Que vous soyez un parfait néophyte du jardinage ou que vous ayez le pouce vert, notre richesse culinaire est l’affaire de tous! Découvrons ensemble un pan de notre culture gastronomique malmené: les semences du patrimoine. Elles se comparent à de l’or en graines face aux changements climatiques.
Voici donc un tour d’horizon sur les semences du patrimoine et leur importance dans notre écosystème.
La fragilité de la biodiversité
Nos choix alimentaires dictent aux fermiers ce qu’ils cultivent. Il existe plus de 350 000 variétés de plantes sur Terre, dont 80 000 sont comestibles. Mais avec la mondialisation, ce sont seulement 150 végétaux qui sont activement cultivés. Et si l’on compte la production en tonnes, 30 de ces 150 plantes produiraient 95 % des calories qu’on ingère. Suivant la même méthode de calcul, la moitié du régime alimentaire mondial provient de quatre variétés de plantes, soit le riz, le maïs, le blé et la pomme de terre.
Certes, il n’y a pas qu’une seule sorte de patates dans le monde. Cependant, si le fermier n’a planté qu’une seule variété et qu’un fongicide s’installe dans le champ, la récolte est perdue. C’est ce qui est arrivé en Irlande au 19e siècle. Et c’est ce qui se passe actuellement avec la banane Cavendish; un champignon, la maladie de Panama (TR4),est en train d’éradiquer la variété de bananes la plus mangée par les Canadiens. Bref, la monoculture nous rend vulnérables face au niveau de l’approvisionnement de nourriture.

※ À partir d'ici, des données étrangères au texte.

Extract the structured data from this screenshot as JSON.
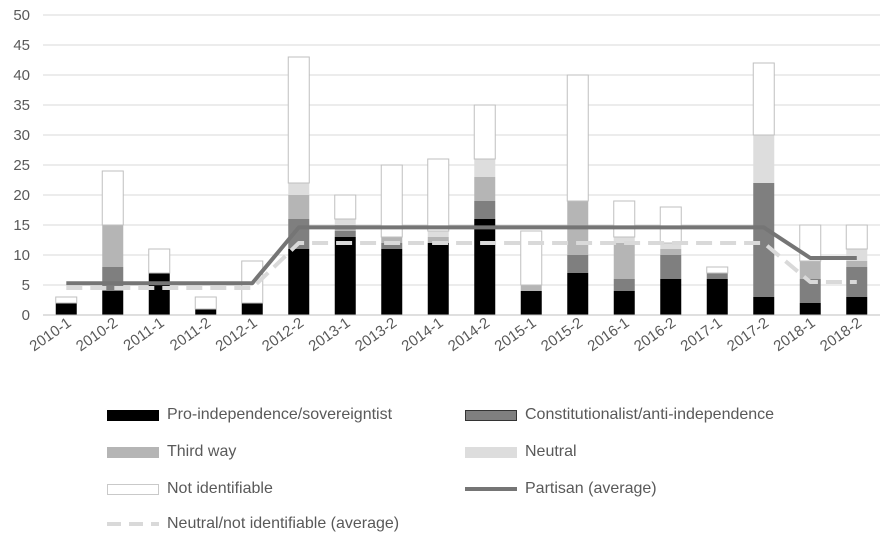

La monoculture met aussi en danger la biodiversité. En 100 ans, plus de 75 % de la biodiversité de la planète a disparu ou est menacée d’extinction. En Amérique du Nord, on parle de 90 %, une catastrophe. Les humains sont responsables de cette raréfaction de la flore et de la faune terrienne, notamment à cause de l’agriculture industrielle. Ainsi, diversifier notre alimentation a un impact sur la santé de la planète.
Les semences du patrimoine: qu’est-ce que c’est?
Les semences du patrimoine sont des variétés génétiques de plantes adaptées à un climat (ou une topographie) particulier, qui ne sont pas génétiquement modifiées et qui sont enracinées dans un contexte historique. C’est le temps qui rend la plante résistante aux différents problèmes rencontrés dans l’année. Elles représentent un bagage génétique qui peut répondre à des problèmes de culture éventuels. Nombre de ces graines ont été cultivées par les peuples autochtones bien avant l’arrivée des premiers Européens. C’est le cas de la citrouille algonquienne, qui était semée par les Abénakis. Elle est non fibreuse contrairement aux variétés plus connues et à un goût de noisette sucrée. La courge Canada Crookneck, quant à elle, fait partie de notre assiette grâce à la confédération iroquoise. Elle est l’ancêtre de la courge butternut. Il paraît qu’elle est tellement sucrée qu’elle peut remplacer les patates douces dans des recettes.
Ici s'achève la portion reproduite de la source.